Risk Prediction of Opioid Use Disorder (OUD) using Electronic Health Records

Wenqiu Cao, University of Rhode Island

Abstract

The opioid epidemic has emerged as a public health crisis, attracting increasing nationwide attention. Electronic health records (EHRs) provide rich resources to investigate and predict the risk of opioid use disorder (OUD) in real-world settings due to its diversity of data types and wide range of information. In thisdissertation, I conducted three studies to investigate the association between OUD and different factors in EHR, including demographics, comorbidity, laboratory test results, medications, and opioid prescription, and develop predictive models to predict OUD risk using features from EHR data.

In Manuscript 1, we used penalized logistic regression models to predict OUD in the emergency department in order to handle the large number of predictors and imbalanced classes for OUD in EHR data. We presented the prediction performance of Lasso logistic regression, Firth logistic regression, Firth logistic regression with intercept-correction (FLIC), and Firth logistic regression with added covariate (FLAC) and show how physical and mental comorbidity contributed to the risk of opioid misuse in the emergency department.

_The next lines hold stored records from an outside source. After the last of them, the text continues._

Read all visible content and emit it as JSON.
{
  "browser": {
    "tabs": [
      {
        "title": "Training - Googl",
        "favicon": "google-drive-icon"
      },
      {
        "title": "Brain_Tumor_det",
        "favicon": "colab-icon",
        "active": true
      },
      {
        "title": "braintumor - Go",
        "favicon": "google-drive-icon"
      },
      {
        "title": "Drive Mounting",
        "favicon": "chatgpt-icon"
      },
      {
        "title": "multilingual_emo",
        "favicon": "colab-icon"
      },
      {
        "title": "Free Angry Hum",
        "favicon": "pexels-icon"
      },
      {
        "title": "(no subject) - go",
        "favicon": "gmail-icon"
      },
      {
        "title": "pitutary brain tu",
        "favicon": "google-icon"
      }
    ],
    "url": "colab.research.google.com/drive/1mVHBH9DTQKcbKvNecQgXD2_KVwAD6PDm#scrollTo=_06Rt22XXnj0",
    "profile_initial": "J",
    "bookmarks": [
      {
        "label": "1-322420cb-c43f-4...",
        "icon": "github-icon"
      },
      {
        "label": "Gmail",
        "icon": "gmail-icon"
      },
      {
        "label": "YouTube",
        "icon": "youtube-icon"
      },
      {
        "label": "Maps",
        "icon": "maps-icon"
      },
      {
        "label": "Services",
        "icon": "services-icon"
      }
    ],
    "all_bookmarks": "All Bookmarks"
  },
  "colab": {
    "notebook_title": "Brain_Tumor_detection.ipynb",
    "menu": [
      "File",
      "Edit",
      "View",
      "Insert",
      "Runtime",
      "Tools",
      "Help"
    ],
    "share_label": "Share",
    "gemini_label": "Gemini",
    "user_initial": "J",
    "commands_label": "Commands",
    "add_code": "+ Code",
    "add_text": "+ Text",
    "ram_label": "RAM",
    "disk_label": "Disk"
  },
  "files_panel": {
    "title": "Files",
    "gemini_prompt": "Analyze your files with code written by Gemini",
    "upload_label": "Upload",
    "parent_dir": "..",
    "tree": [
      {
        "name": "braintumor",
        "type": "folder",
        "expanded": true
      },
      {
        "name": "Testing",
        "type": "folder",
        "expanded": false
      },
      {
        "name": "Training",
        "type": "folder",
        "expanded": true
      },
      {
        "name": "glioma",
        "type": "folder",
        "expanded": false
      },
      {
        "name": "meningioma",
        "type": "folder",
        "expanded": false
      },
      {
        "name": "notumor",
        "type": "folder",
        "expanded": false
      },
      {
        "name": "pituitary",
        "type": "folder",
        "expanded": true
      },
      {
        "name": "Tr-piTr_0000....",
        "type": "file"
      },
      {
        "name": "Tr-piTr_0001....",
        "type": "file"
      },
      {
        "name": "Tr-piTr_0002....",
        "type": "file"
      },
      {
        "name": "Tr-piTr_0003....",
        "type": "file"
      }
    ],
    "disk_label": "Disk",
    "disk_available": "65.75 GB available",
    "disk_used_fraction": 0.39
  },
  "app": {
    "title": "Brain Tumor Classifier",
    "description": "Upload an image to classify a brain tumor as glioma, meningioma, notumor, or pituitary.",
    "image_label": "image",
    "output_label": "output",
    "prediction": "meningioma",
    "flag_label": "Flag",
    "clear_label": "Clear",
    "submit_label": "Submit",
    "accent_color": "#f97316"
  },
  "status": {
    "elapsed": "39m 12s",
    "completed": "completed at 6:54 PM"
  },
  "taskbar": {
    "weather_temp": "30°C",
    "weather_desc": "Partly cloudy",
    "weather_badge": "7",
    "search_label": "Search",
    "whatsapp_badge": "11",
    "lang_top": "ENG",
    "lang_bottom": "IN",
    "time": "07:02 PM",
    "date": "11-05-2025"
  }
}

In Manuscript 2, a shared parameter joint model for longitudinal and time-to-event data was built to investigate the association between longitudinal opioid prescription dosages and time to OUD onset after patients' first opioid prescription from emergency department. Results from the models suggested a weak positive association between longitudinal opioid prescription dosage and the OUD onset. We also tested how the shared parameter model can handle data missing at random in a simulation study shown in Appendix B.

In Manuscript 3, we proposed a conditional Gated Recurrent Unit with decay rate (GRU-D) model to predict the risk of opioid dependence and abuse using both static features, like demographics and disease history, and temporal features, such as laboratory test results during the entire visit. The GRU-D model allows us to capture the patterns of temporal features even though the measurements in EHR are collected irregularly or missing due to practical issues. We presented and discussed the predictive performance of our proposed conditional GRU-D with a GRU-D model with only temporal features and a GRU-D model with static features added at first time step. In addition, we investigated the feature importance using Leave-One-Covariate-Out (LOCO) approach. The top 15 most important predictors was presented, covering static features, such as insurance type, race, anxiety history, and also temporal features, such as blood test results, and medication use.